Jour Fixe - All just in your head? Unraveling the side effects of generative AI disclosure in creative tasks

Rebecca Heigl
Monday, 06. May 2024

Jour Fixe - All just in your head? Unraveling the side effects of generative AI disclosure in creative tasks

Rebecca Heigl
This jour fixe takes place on Monday, 6. May 2024, starting at 6:00 p.m. in HoF E.01 of the House of Finance (Campus Westend). If you want to participate, please send an email to info@eflab.de.
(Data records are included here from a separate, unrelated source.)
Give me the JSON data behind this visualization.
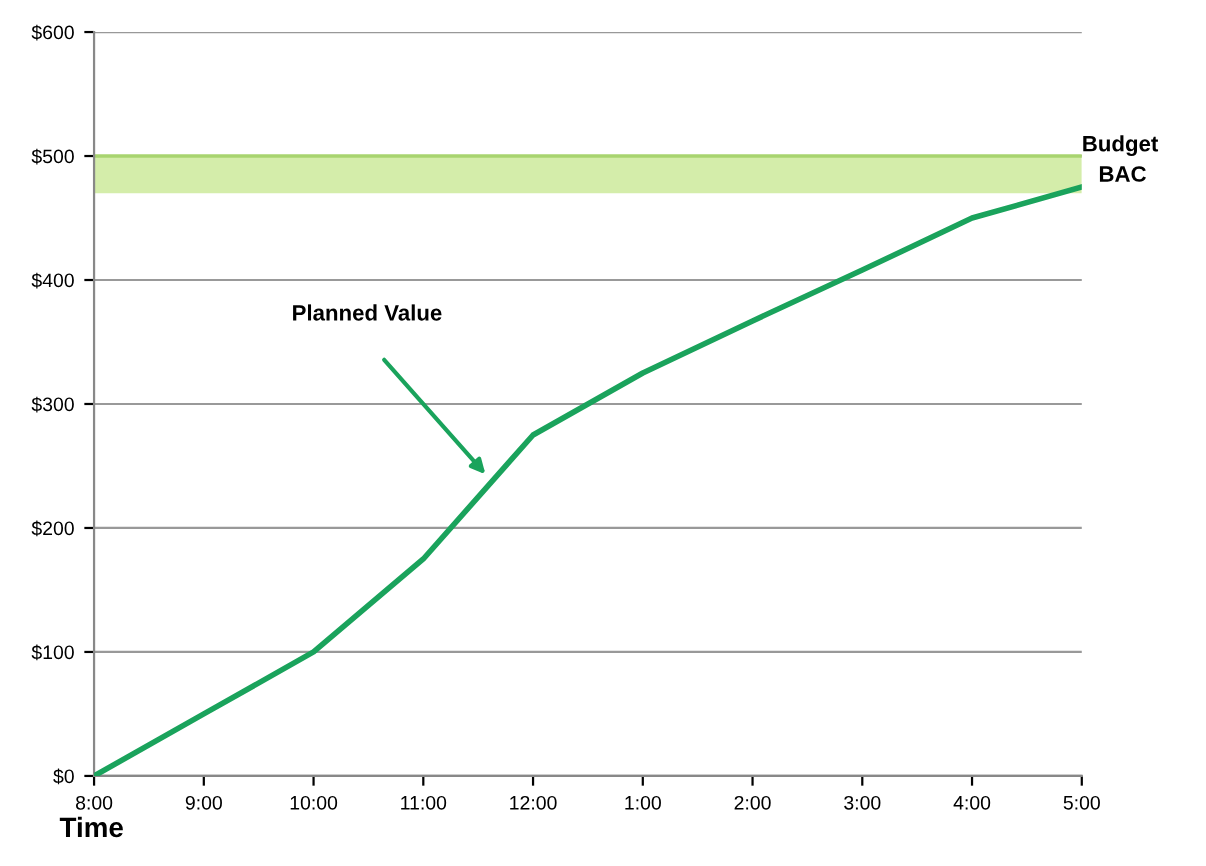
{
  "chart_data": {
    "type": "line",
    "xlabel": "Time",
    "categories": [
      "8:00",
      "9:00",
      "10:00",
      "11:00",
      "12:00",
      "1:00",
      "2:00",
      "3:00",
      "4:00",
      "5:00"
    ],
    "series": [
      {
        "color": "#1aa35c",
        "values": [
          0,
          50,
          100,
          175,
          275,
          325,
          367,
          408,
          450,
          475
        ]
      }
    ],
    "ylim": [
      0,
      600
    ],
    "yticks": [
      {
        "value": 0,
        "label": "$0"
      },
      {
        "value": 100,
        "label": "$100"
      },
      {
        "value": 200,
        "label": "$200"
      },
      {
        "value": 300,
        "label": "$300"
      },
      {
        "value": 400,
        "label": "$400"
      },
      {
        "value": 500,
        "label": "$500"
      },
      {
        "value": 600,
        "label": "$600"
      }
    ],
    "bands": [
      {
        "axis": "y",
        "from": 470,
        "to": 500,
        "color": "#d4edaa"
      }
    ],
    "ref_lines": [
      {
        "axis": "y",
        "value": 500,
        "label": "Budget",
        "color": "#a8d46f"
      }
    ],
    "annotations": [
      "Planned Value",
      {
        "text": "BAC",
        "x": "5:00",
        "y": 475
      }
    ],
    "grid": "y",
    "marker": "none",
    "line_style": "solid",
    "legend": false
  }
}
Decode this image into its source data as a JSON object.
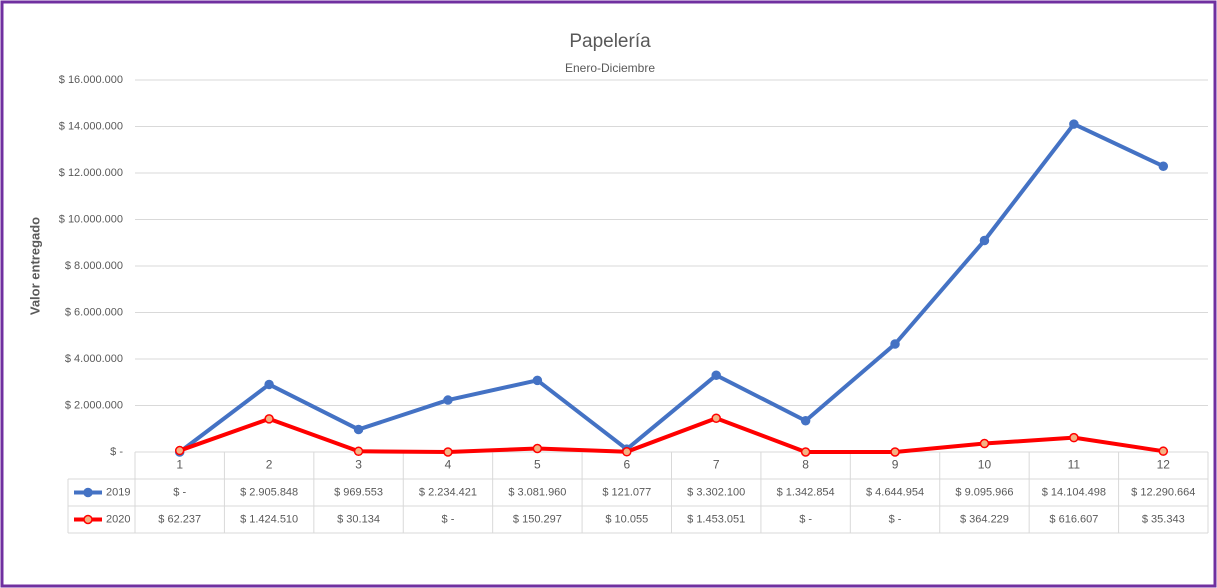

All just in your head? Unraveling the side effects of generative AI disclosure in creative tasks

As using generative artificial intelligence (GenAI) becomes more common in creative work, the disclosure of GenAI involvement to recipients of created artifacts is often advocated to address social, legal, and ethical concerns. However, there is emerging evidence that disclosing GenAI involvement in creative work adversely affects recipients' perceptions of creative artifacts. This study explores whether these changing perceptions actually result from two distinct effects: changing recipients' beliefs about the creativity and quality of the artifact (first-order effects), and actual changes in the human-GenAI collaboration of creative workers in the production process (second-order effects). We disentangle these effects through a two-stage mixed-method study. The first stage involves a qualitative field study with graduate design students creating images with GenAI tools under varying disclosure conditions. The second stage consists of a quantitative online experiment in which the recipients evaluate the creativity and quality of these images. We find that the perception of these images is altered by GenAI disclosure because recipients believe that less human effort was invested in the production process, and creative workers increasingly delegate more divergent thinking tasks to GenAI, resulting in noticeable differences in the image appearance. Thus, our results indicate that changes in artifact perception due to GenAI disclosure are not only a product of recipients' minds but also stem from actual differences in the artifact. Our study contributes to the discussion on human-AI collaboration in creative work by revealing how transparency requirements might unexpectedly change creative workers' use of GenAI. Furthermore, we identify beliefs about human efforts in production processes as a key factor in the emergence of algorithm aversion in creative domains. From a practical perspective, our results can help navigate the challenges posed by forthcoming AI regulations and can help policymakers consider unwanted downstream consequences of their regulation.